Im Gespräch mit Alex Julien vom KD Magazin gibt Markus Stammberger, Unternehmer und Inhaber von Brillen Mosqua, einen persönlichen Einblick in seine Motivation, sich seit mittlerweile acht Jahren als Schirmherr für Aufwind e.V. zu engagieren. Eine Rolle, die für ihn weit über eine symbolische Funktion hinausgeht.
In diesem Jahr kommt den Spenden der Tour Ginkgo eine besondere Bedeutung zu, denn sie gehen direkt an Aufwind e.V. – eine Organisation, die Familien mit schwer kranken Kindern im Landkreis Ludwigsburg unterstützt. Für Stammberger ist dieses Engagement keine strategische Entscheidung, sondern eine sehr persönliche.
Als Vater einer gesunden Tochter spricht er offen darüber, wie dankbar er für dieses Glück ist.
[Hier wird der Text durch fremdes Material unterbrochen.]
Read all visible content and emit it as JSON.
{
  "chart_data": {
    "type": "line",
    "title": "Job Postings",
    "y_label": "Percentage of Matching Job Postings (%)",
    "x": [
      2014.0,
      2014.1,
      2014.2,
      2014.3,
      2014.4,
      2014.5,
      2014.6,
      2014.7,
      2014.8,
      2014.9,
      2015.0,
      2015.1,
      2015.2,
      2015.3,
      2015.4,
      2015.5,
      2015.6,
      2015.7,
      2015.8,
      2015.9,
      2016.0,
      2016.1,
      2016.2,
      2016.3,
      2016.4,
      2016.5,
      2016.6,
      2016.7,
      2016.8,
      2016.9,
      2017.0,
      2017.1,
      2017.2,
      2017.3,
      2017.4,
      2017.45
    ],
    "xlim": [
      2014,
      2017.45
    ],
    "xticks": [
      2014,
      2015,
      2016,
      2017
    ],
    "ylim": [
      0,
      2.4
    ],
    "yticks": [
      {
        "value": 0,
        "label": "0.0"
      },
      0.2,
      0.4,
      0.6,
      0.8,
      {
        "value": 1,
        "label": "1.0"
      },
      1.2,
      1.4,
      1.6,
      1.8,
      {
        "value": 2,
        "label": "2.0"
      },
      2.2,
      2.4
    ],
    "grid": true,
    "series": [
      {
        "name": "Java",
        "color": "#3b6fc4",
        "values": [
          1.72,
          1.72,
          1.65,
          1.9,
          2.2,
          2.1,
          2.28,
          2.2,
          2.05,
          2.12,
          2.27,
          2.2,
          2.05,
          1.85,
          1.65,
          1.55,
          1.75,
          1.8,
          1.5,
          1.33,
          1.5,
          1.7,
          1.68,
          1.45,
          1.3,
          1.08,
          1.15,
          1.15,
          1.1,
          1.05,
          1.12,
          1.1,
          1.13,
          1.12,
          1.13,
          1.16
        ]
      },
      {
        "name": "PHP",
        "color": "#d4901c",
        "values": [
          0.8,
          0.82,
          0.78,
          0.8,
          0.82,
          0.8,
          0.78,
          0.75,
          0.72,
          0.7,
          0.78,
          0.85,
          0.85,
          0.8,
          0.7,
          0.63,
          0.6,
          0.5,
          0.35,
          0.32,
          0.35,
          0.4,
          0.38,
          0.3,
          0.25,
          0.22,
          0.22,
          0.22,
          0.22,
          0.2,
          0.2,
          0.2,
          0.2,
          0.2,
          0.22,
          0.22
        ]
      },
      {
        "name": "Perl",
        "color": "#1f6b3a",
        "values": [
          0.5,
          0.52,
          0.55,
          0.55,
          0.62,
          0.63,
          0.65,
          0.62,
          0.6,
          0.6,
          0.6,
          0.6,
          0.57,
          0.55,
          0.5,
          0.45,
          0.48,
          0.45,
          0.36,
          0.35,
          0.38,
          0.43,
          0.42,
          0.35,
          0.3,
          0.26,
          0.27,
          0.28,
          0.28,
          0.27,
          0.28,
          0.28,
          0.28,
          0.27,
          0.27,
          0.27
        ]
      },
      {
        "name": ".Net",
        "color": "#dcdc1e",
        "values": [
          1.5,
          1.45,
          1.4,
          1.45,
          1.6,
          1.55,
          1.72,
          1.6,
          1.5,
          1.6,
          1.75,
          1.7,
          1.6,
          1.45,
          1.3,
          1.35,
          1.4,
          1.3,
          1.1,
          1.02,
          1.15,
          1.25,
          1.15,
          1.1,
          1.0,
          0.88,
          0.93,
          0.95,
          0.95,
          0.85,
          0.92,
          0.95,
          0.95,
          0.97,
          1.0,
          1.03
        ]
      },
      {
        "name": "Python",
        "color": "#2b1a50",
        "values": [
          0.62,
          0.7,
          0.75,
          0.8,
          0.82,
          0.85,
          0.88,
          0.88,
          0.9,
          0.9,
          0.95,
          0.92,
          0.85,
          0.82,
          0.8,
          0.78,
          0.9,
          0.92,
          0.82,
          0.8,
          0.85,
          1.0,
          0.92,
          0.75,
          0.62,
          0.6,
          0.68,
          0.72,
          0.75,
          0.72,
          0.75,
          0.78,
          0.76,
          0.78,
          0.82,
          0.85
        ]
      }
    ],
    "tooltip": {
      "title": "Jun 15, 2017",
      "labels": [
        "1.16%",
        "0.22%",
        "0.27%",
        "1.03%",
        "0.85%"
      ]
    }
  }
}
Gleichzeitig macht er deutlich, dass dieses Bewusstsein auch Verantwortung mit sich bringt, die Verantwortung, hinzusehen, zu helfen und aktiv zu handeln.
Dabei wird schnell klar, dass es ihm nicht um Aufmerksamkeit oder Image geht. Vielmehr beschreibt er gesellschaftliches Engagement als Teil seiner unternehmerischen Identität. Für ihn gehört es dazu, nicht nur wirtschaftlich erfolgreich zu sein, sondern auch etwas zurückzugeben. An die Region, an die Menschen und an diejenigen, die Unterstützung am dringendsten benötigen.
Das Interview zeigt, wie wichtig lokale Initiativen wie die Tour Ginkgo sind. Sie schaffen Nähe, Vertrauen und direkte Hilfe dort, wo sie gebraucht wird. Gleichzeitig machen sie sichtbar, was möglich ist, wenn Menschen Verantwortung nicht delegieren, sondern selbst übernehmen.
Ein Gespräch, das nicht im Vordergrund stehen muss, um Wirkung zu entfalten. Und das daran erinnert, dass echte Verantwortung immer im Kleinen beginnt.